Gharbzadegi
Gharbzadegi (
Persian: غربزدگی) is a pejorative
Persian term variously translated as "Westoxification," "West-struck-ness"
, "Westitis", "Euromania", or "Occidentosis".It is used to refer to the loss of
Iranian cultural identity through the adoption and imitation of
Western models and Western criteria in education, the arts, and culture; through the transformation of Iran into a passive market for Western goods and a pawn in Western geopolitics.
The phrase was first coined by
Ahmad Fardid (University of Tehran Professor) in the 1940s, it gained common usage following the clandestine publication in 1962 of the book
Occidentosis: A Plague from the West by
Jalal Al-e Ahmad, an eminent
Iranian writer.
Al-e Ahmed describes Iranian behavior in the 20th Century as being "Weststruck." The word was play on the dual meaning of "stricken" in Persian, which meant to be afflicted with a disease or to be stung by an insect, or to be infatuated and bedazzled.
I say that
gharbzadegi is like
cholera [or]
frostbite. But no. It's at least as bad as
sawflies in the
wheat fields. Have you ever seen how they infest wheat? From within. There's a healthy skin in places, but it's only a skin, just like the shell of a
cicada on a tree.
Al-e Ahmad argued that Iran must gain control over
machines and become a producer rather than a consumer, even though once having overcome Weststruckness it will face a new malady - also western - that of "machinestruckness."

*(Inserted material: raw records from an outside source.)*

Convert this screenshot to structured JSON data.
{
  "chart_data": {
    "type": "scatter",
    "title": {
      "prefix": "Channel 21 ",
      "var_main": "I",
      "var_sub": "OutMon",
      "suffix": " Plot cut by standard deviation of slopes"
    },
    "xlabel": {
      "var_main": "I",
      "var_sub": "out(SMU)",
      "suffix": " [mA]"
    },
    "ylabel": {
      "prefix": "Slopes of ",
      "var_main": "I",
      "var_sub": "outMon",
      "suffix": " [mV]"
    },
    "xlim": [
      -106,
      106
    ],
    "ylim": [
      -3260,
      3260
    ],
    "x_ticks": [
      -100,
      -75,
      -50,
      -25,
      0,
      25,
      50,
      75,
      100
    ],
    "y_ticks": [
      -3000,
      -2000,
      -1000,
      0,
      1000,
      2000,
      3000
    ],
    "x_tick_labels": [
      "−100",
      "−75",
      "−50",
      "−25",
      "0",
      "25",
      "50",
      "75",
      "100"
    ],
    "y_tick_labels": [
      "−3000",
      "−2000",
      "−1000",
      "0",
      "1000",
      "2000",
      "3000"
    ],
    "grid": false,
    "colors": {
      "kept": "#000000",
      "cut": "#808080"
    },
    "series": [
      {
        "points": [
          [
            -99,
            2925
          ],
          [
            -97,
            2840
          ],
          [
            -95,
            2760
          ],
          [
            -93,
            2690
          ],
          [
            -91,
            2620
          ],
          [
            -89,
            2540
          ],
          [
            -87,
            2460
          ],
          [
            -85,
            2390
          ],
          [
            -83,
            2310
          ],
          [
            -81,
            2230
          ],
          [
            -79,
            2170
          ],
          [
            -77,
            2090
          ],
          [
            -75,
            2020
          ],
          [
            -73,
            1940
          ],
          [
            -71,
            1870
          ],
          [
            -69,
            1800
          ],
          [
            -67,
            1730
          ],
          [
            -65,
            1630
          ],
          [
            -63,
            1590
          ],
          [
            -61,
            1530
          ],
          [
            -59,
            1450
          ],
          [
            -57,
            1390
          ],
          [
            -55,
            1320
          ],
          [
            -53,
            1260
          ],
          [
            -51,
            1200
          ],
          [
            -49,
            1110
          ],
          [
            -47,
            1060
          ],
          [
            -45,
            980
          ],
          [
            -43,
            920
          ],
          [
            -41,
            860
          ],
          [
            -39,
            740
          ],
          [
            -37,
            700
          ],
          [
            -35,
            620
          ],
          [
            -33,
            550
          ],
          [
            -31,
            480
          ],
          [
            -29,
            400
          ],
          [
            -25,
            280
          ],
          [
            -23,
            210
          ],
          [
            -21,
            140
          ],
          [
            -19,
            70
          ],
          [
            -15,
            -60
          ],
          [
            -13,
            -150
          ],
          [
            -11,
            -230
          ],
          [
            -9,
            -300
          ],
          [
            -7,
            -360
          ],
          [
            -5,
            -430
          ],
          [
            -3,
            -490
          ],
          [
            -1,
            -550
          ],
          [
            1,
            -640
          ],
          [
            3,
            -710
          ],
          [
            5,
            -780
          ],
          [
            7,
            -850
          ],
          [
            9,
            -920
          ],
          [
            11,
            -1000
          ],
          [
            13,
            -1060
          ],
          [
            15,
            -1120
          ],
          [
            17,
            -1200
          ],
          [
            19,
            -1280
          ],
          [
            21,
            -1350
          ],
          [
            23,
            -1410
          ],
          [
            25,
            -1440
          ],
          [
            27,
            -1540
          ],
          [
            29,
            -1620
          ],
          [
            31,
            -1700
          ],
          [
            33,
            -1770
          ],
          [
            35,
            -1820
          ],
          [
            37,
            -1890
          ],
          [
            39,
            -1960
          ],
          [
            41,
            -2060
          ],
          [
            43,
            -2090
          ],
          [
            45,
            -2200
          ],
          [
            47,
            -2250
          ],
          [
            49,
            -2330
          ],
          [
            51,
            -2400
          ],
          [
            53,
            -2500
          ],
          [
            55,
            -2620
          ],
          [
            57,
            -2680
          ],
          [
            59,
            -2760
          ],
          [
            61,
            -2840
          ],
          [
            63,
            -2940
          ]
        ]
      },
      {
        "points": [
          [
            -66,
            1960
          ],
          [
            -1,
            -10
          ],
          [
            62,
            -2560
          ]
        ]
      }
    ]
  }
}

The soul of this devil 'the machine' [must be] bottled up and brought out at our disposal ... [The Iranian people] must not be at the service of machines, trapped by them, since the machine is a means not an end.

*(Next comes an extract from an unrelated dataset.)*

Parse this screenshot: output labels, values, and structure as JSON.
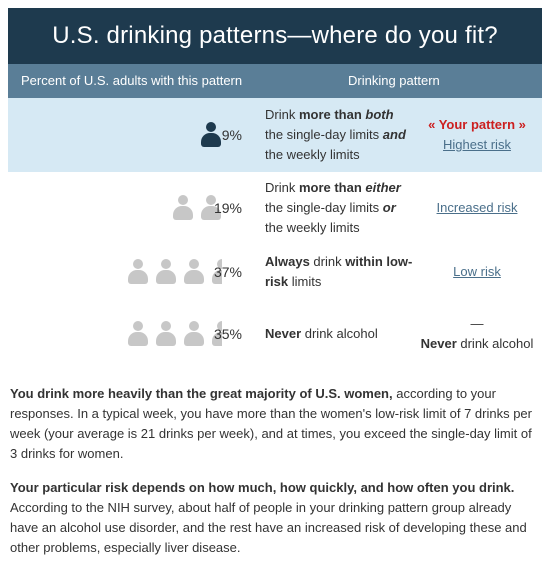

The higher productivity of the foreign machines had devastated Iran's native handicrafts and turned Iran into an unproductive consumption economy.

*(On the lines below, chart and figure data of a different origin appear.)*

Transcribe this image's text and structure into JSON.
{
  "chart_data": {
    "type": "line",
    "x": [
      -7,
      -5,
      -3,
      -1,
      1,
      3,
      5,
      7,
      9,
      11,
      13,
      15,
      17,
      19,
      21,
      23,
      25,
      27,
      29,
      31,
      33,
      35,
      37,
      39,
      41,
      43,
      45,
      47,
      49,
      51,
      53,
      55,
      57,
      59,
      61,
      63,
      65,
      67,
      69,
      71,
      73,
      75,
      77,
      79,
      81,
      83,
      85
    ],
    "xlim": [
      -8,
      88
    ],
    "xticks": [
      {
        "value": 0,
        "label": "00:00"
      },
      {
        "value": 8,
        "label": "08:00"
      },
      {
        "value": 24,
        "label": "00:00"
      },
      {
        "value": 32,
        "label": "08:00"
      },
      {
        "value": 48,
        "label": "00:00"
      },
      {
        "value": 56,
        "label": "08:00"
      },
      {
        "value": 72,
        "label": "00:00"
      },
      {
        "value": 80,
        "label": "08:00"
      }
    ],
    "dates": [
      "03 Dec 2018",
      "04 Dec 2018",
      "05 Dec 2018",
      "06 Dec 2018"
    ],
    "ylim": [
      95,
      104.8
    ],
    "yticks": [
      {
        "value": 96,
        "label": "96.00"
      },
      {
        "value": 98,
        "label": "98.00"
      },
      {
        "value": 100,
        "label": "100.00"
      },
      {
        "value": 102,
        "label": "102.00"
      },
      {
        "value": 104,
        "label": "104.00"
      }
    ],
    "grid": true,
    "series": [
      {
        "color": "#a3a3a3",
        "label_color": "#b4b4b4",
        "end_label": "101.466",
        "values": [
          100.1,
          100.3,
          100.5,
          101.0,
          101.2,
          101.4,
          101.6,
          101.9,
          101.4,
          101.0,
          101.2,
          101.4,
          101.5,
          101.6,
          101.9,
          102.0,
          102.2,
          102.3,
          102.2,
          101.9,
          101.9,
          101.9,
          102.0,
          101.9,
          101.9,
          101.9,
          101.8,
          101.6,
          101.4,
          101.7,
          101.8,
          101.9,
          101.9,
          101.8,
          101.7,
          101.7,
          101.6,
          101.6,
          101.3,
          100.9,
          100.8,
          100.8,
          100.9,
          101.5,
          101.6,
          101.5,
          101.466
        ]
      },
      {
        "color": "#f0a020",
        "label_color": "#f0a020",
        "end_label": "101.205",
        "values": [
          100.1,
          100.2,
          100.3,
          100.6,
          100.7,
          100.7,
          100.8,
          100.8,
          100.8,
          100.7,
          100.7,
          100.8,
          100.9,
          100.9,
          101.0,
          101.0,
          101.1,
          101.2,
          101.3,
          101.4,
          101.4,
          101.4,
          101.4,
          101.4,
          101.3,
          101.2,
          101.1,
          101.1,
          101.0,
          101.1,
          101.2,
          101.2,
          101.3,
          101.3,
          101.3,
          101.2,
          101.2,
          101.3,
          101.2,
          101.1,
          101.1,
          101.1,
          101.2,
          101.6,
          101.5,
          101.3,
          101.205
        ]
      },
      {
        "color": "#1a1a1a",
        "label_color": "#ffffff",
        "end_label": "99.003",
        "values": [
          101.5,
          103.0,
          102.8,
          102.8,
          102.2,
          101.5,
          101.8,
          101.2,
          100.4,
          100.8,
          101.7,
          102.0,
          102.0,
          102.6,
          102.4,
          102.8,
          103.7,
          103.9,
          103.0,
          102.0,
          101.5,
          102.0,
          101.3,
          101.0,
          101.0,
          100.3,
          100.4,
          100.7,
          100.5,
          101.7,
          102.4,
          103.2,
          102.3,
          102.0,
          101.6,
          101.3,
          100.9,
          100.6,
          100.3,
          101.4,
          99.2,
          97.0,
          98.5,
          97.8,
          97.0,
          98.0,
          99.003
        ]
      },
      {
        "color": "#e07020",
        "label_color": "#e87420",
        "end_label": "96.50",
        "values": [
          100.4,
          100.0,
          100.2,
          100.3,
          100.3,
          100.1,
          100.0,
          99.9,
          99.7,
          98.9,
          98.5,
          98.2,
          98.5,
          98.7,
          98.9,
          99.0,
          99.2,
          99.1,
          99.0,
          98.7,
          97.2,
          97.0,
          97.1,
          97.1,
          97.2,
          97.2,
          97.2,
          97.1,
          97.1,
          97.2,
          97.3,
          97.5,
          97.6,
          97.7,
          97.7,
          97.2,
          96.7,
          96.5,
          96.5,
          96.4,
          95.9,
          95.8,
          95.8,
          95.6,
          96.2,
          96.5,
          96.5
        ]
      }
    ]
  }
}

These cities are just flea markets hawking European manufactured goods ... [In] no time at all instead of cities and villages we'll have heaps of dilapidated machines all over the country, all of them exactly like American 'junkyards' and every one as big as
Tehran.
The world market and global divide between rich and poor created by the machine - "one the constructors" of machines "and the other the consumers" - had superseded
Marxist class analysis.
Al-e Ahmad believed the one element of Iranian life uninfected by ‘’gharbzadegi’’ was religion.
Shia Islam in Iran had authenticity and the ability to move people.